O general Luiz Fernando Estorilho Baganha, da 13ª Brigada de Infantaria Motoriza, foi recebido pela prefeita de Sinop, Rosana Martinelli (PR), nessa terça-feira (14), para discutirem sobre a futura instalação do Batalhão de Infantaria no município.
Durante o encontro a prefeita colocou o município à disposição e reforçou a importância da vinda da corporação para Sinop. “É extremamente positiva a vinda do comando do Exército para Sinop e nós reiteramos a necessidade efetiva da implantação. O município já fez a doação da área e o que nós queremos é a construção e que realmente venha todo o comando para o município de Sinop”, destacou Rosana Martinelli.
Conforme o general Baganha, o Exército tem buscado recursos para a construção do Batalhão em Sinop e a visita teve como objetivo manter um diálogo com o Executivo Municipal.
“A finalidade é fazer essa aproximação e tentar que esse projeto siga adiante.
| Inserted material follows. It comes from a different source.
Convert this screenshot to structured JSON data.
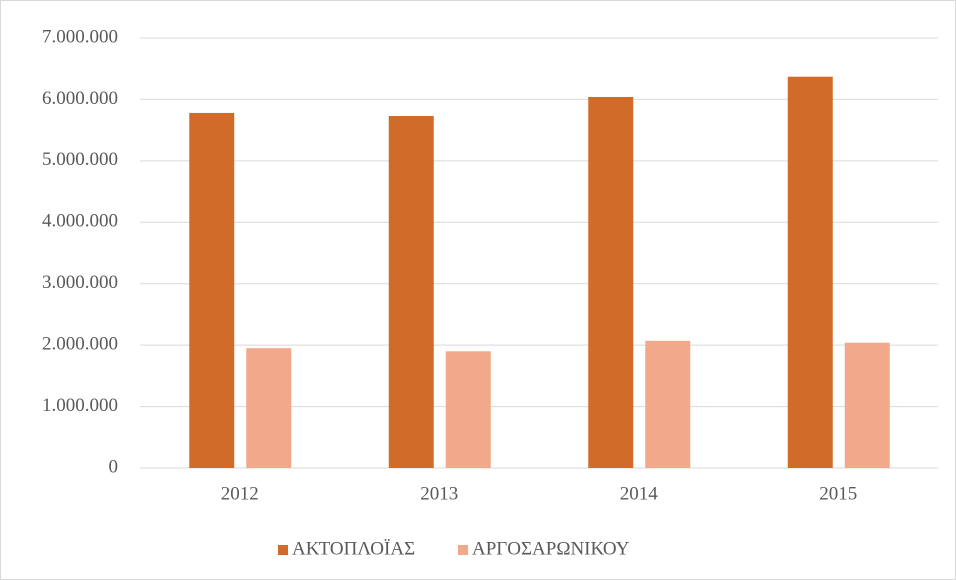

Ainda não há cronograma, estamos em um período de poucos investimentos e reestruturação e isso depende muito da área governamental para que haja o aporte de recursos necessários”, ressaltou o general.
Segundo o general, uma unidade padrão de batalhão custaria até R$ 80 milhões. O planejamento inicial para o Exército em Sinop prevê aproximadamente 300 militares, com uma abrangência de até 35 cidades, até a divisa com o Estado do Pará. A área onde deve ser implantado o batalhão foi doada pelo Município e tem aproximadamente 136 hectares.
Batalhão camuflado
Luiz Fernando Estorilho Baganha é o 4º general do Exército que visita Sinop para falar da implantação do batalhão local. O que os líderes militares não tem dito é que o Exército em Sinop ainda não saiu da prancheta.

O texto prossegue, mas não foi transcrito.